I'm doing a convex optimization problem. It requires me to fit a rational function to an exponential function. I assumed the original problem would be a quasiconvex optimization problem and based on this represented it via a family of convex functions and then solved it by bisection algorithm. But now, I cannot prove the quasiconvexity of the original problem :
$$minimize\quad \underset { i=1,...,k }{ max } \left| \frac { p({ t }_{ i }) }{ q({ t }_{ i }) } -{ y }_{ i } \right| $$
where: $$p(t)=a_0+a_1t+a_2t^2+...+a_mt^m,\quad q(t)=1+b_1t+...+b_nt^n$$
and the domain of the objective function is: $$D=\{ (a,b)\in \mathbf{R}^{m+1}\times \mathbf{R}^n | q(t)>0,\alpha <= t <= \beta \}$$
Can anyone give me some hint?
If we assume you can discretize the constraints as well (though we do not need to---see below), your original problem is $$\begin{array}{ll} \text{minimize}_{a,b} & \max_{i=1,2,\dots,k} \left|\frac{p(t_i)}{q(t_i)}-y_i\right| \\ \text{subject to} & q(t_i) > 0, ~ i=1,2,\dots, k \end{array}$$ A quasiconvex minimization problem has a quasiconvex objective and convex constraints. The constraints are linear in $b$, so all you need to do is prove the quasiconvexity of the objective. That, in turn, requires proving that the sublevel sets of the function are convex. That is, given any fixed $\delta$, prove that the set described by the inequality $$\max_{i=1,2,\dots,k} \left|\frac{p(t_i)}{q(t_i)}-y_i\right|\leq\delta$$ is a convex set. Since you asked for a hint, I will stop there. But hopefully you can see a path to proving convexity.
EDIT: Since the OP has indicated he "got it", I'll make sure the other readers "get it", too :-) Since our constraints ensure that $q(t)>0$, we can multiply through: $$\max_{i=1,2,\dots,k} \left|p(t_i)-y_iq(t_i)\right|\leq\delta q(t_i), \quad i=1,2,\dots,k$$ Since $p$ and $q$ are linear in $b$, these are $k$ convex inequalities in $a$ and $b$. If that isn't yet obvious to you, just convert them to $2k$ linear inequalities: $$-\delta q(t_i) \leq p(t_i)-y_iq(t_i)\leq\delta q(t_i), \quad i=1,2,\dots,k$$ So the sublevel set, being the intersection of convex inequalities, is convex. Hence the objective function is quasiconvex.
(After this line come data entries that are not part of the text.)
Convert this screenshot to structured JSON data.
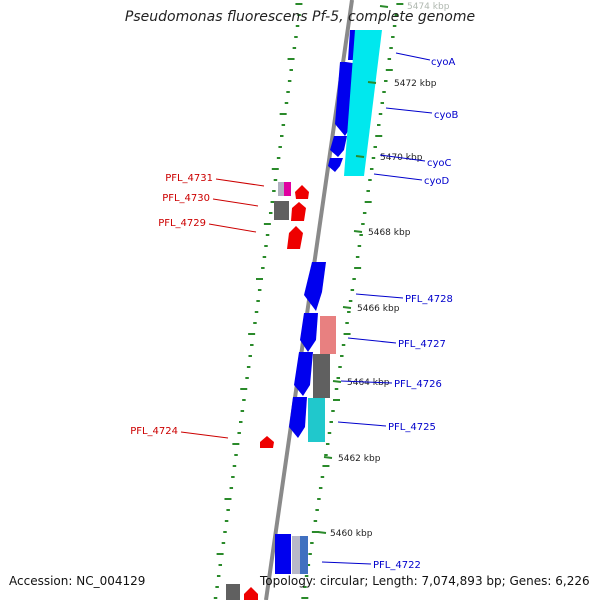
{
  "title": "Pseudomonas fluorescens Pf-5, complete genome",
  "footer": {
    "accession": "Accession: NC_004129",
    "summary": "Topology: circular; Length: 7,074,893 bp; Genes: 6,226"
  },
  "colors": {
    "backbone": "#808080",
    "gc_ticks": "#2a8a2a",
    "forward_cds": "#0000ee",
    "reverse_cds": "#ee0000",
    "forward_label": "#0000cc",
    "reverse_label": "#cc0000",
    "cyan_feature": "#00e0e8",
    "teal_feature": "#20c0c8",
    "gray_feature": "#606060",
    "pink_feature": "#e88080",
    "magenta_feature": "#e000a0"
  },
  "scale": {
    "labels": [
      "5474 kbp",
      "5472 kbp",
      "5470 kbp",
      "5468 kbp",
      "5466 kbp",
      "5464 kbp",
      "5462 kbp",
      "5460 kbp"
    ]
  },
  "forward_genes": [
    {
      "label": "cyoA"
    },
    {
      "label": "cyoB"
    },
    {
      "label": "cyoC"
    },
    {
      "label": "cyoD"
    },
    {
      "label": "PFL_4728"
    },
    {
      "label": "PFL_4727"
    },
    {
      "label": "PFL_4726"
    },
    {
      "label": "PFL_4725"
    },
    {
      "label": "PFL_4722"
    }
  ],
  "reverse_genes": [
    {
      "label": "PFL_4731"
    },
    {
      "label": "PFL_4730"
    },
    {
      "label": "PFL_4729"
    },
    {
      "label": "PFL_4724"
    }
  ]
}
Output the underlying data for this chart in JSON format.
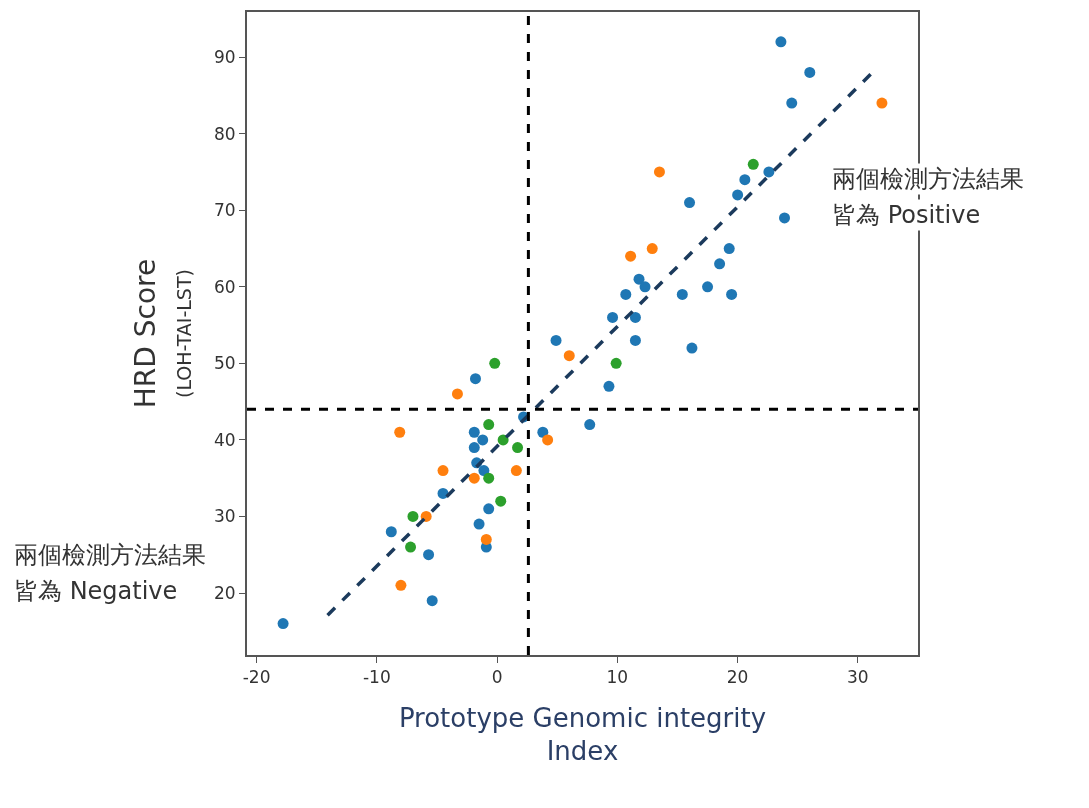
{
  "chart_data": {
    "type": "scatter",
    "xlabel": "Prototype Genomic integrity\nIndex",
    "ylabel": "HRD Score\n(LOH-TAI-LST)",
    "xlim": [
      -20.8,
      35
    ],
    "ylim": [
      11.9,
      95.9
    ],
    "xticks": [
      -20,
      -10,
      0,
      10,
      20,
      30
    ],
    "yticks": [
      20,
      30,
      40,
      50,
      60,
      70,
      80,
      90
    ],
    "grid": false,
    "marker": "circle",
    "annotations": [
      "兩個檢測方法結果",
      "皆為 Positive",
      "兩個檢測方法結果",
      "皆為 Negative"
    ],
    "ref_lines": [
      {
        "axis": "x",
        "value": 2.6,
        "color": "#000000",
        "line_style": "dashed"
      },
      {
        "axis": "y",
        "value": 44,
        "color": "#000000",
        "line_style": "dashed"
      }
    ],
    "series": [
      {
        "color": "#1f77b4",
        "x": [
          23.6,
          26.0,
          24.5,
          22.6,
          20.6,
          20.0,
          23.9,
          16.0,
          11.8,
          12.3,
          10.7,
          15.4,
          17.5,
          19.5,
          19.3,
          18.5,
          9.6,
          11.5,
          11.5,
          4.9,
          16.2,
          9.3,
          7.7,
          3.8,
          2.2,
          -1.8,
          -1.9,
          -1.2,
          -1.9,
          -1.7,
          -1.1,
          -4.5,
          -0.7,
          -1.5,
          -0.9,
          -8.8,
          -5.7,
          -5.4,
          -17.8
        ],
        "values": [
          92,
          88,
          84,
          75,
          74,
          72,
          69,
          71,
          61,
          60,
          59,
          59,
          60,
          59,
          65,
          63,
          56,
          56,
          53,
          53,
          52,
          47,
          42,
          41,
          43,
          48,
          41,
          40,
          39,
          37,
          36,
          33,
          31,
          29,
          26,
          28,
          25,
          19,
          16
        ]
      },
      {
        "color": "#ff7f0e",
        "x": [
          32.0,
          13.5,
          12.9,
          11.1,
          6.0,
          -3.3,
          -8.1,
          4.2,
          -4.5,
          1.6,
          -1.9,
          -5.9,
          -0.9,
          -8.0
        ],
        "values": [
          84,
          75,
          65,
          64,
          51,
          46,
          41,
          40,
          36,
          36,
          35,
          30,
          27,
          21
        ]
      },
      {
        "color": "#2ca02c",
        "x": [
          21.3,
          9.9,
          -0.2,
          -0.7,
          0.5,
          1.7,
          -0.7,
          0.3,
          -7.0,
          -7.2
        ],
        "values": [
          76,
          50,
          50,
          42,
          40,
          39,
          35,
          32,
          30,
          26
        ]
      },
      {
        "type": "line",
        "color": "#1b3a5c",
        "line_style": "dashed",
        "marker": "none",
        "x": [
          -14.1,
          31.4
        ],
        "values": [
          17.1,
          88.3
        ]
      }
    ]
  }
}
Now, keep in mind that discretization is just a practical choice. Even if you do not discretize, the model remains quasiconvex. $$\begin{array}{ll} \text{minimize}_{a,b} & \max_{t:~\alpha\leq t\leq\beta} \left|\frac{p(t)}{q(t)}-y(t)\right| \\ \text{subject to} & q(t) > 0, ~ \forall \alpha\leq t \leq \beta \end{array}$$ Convexity is preserved even with uncountable intersections of convex inequalities. So the constraint set remains convex, and the sublevel sets of the objective remain convex as well. The proof parallels what we did for the discretized problem. Alternatively, you could discretize just the objective, or just the constraints. In practice, you would probably end up discretizing the constraints more finely than the objective.